Mary Elizabeth McCarthy (1944 – 2018) was elected to Just Harvest’s Board of Directors in 1999. She served as a board member for the past 19 years, helping our organization plan, grow, and develop as a voice for our hungry neighbors.
As a volunteer, she greeted tax clients, made phone calls, and staff our information table at special events. As a Just Harvest member, she dug deep into her pocketbook to make a personally significant contribution.
It says something remarkable about her that for several of her years on the board she served in the often thankless role as the Board’s secretary. Because she was born with cerebral palsy, she took on that task despite the unique challenges she faced in taking meeting notes in real time and in typing up minutes later on.
Still, no one was more thorough. Even when her fingers sometimes failed, her memory was undaunted.

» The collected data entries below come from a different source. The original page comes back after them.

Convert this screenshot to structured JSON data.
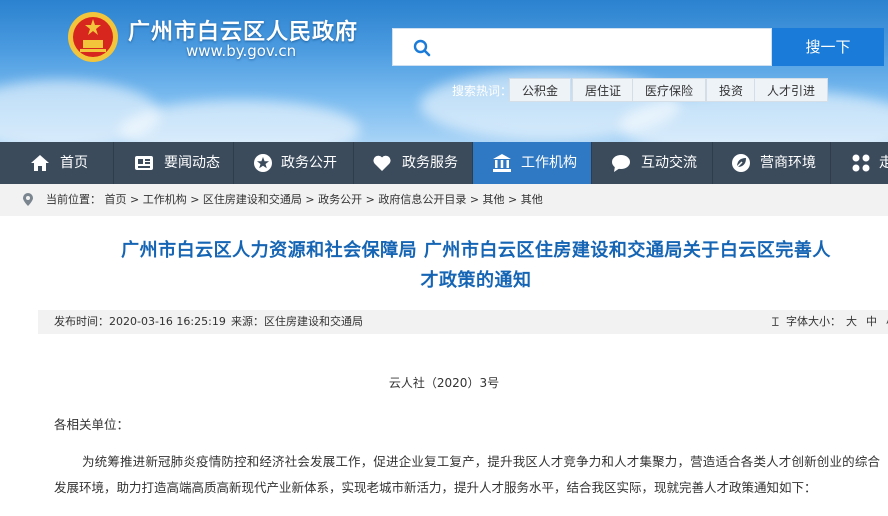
{
  "header": {
    "site_title": "广州市白云区人民政府",
    "site_url": "www.by.gov.cn",
    "search": {
      "placeholder": "",
      "button_label": "搜一下"
    },
    "hot_search_label": "搜索热词：",
    "hot_tags": [
      "公积金",
      "居住证",
      "医疗保险",
      "投资",
      "人才引进"
    ]
  },
  "nav": {
    "items": [
      {
        "label": "首页",
        "icon": "home-icon"
      },
      {
        "label": "要闻动态",
        "icon": "news-icon"
      },
      {
        "label": "政务公开",
        "icon": "star-icon"
      },
      {
        "label": "政务服务",
        "icon": "heart-icon"
      },
      {
        "label": "工作机构",
        "icon": "building-icon",
        "active": true
      },
      {
        "label": "互动交流",
        "icon": "chat-icon"
      },
      {
        "label": "营商环境",
        "icon": "leaf-icon"
      },
      {
        "label": "走",
        "icon": "grid-icon"
      }
    ],
    "active_color": "#2f78c4",
    "bar_color": "#3b4b5c"
  },
  "breadcrumb": {
    "text": "当前位置： 首页 > 工作机构 > 区住房建设和交通局 > 政务公开 > 政府信息公开目录 > 其他 > 其他"
  },
  "article": {
    "title_line1": "广州市白云区人力资源和社会保障局 广州市白云区住房建设和交通局关于白云区完善人",
    "title_line2": "才政策的通知",
    "publish_time": "发布时间：2020-03-16 16:25:19",
    "source": "来源：区住房建设和交通局",
    "font_size_label": "字体大小：",
    "font_size_options": [
      "大",
      "中",
      "小"
    ],
    "doc_number": "云人社（2020）3号",
    "salutation": "各相关单位：",
    "paragraph": "为统筹推进新冠肺炎疫情防控和经济社会发展工作，促进企业复工复产，提升我区人才竞争力和人才集聚力，营造适合各类人才创新创业的综合发展环境，助力打造高端高质高新现代产业新体系，实现老城市新活力，提升人才服务水平，结合我区实际，现就完善人才政策通知如下：",
    "title_color": "#1565b4"
  }
}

Several times over the years, she testified at Pittsburgh’s City Council budget hearings about the urgency of investing public money in the fight against hunger. She was, at times, also one of those hungry neighbors; not just a leader of our organization, but a client as well. Our work on public policy was not an ideological abstraction for Mary Elizabeth.
For her, a strong public safety net that included social security disability, Medicaid, and food stamps was a lifeline. Economic injustice was a personal threat. She understood the pain of skipping a meal because the cupboard was bare.
And yet, her decades-long commitment on the issue on hunger was not primarily a matter of self-interest. Rather, it came from a deep well of commitment and engagement that weaved her own experiences of discrimination and economic struggle together with strands from history and politics, Catholic social teaching, and her personal warmth and compassion for others.
Engraved at the gravesite of Robert Kennedy, a man Mary Elizabeth deeply admired, is this quote from a 1966 speech to South African students protesting apartheid.
It is from numberless diverse acts of courage and belief that human history is shaped each time a man stands up for an ideal or acts to improve the lot of others or strikes out against injustice. He sends forth a tiny ripple of hope, and crossing each other from a million different centers of energy and daring, those ripples build a current that can sweep down the mightiest wall of oppression and resistance.”
Mary Elizabeth spent her lifetime and her service to Just Harvest sending forth such tiny ripples of hope.
We will honor her memory with our every future act of courage and with our belief that all of us help to shape human history. We will join our ripples to hers when we improve the lots of others, and she will be with us still when join together in a mighty current in the struggle against injustice.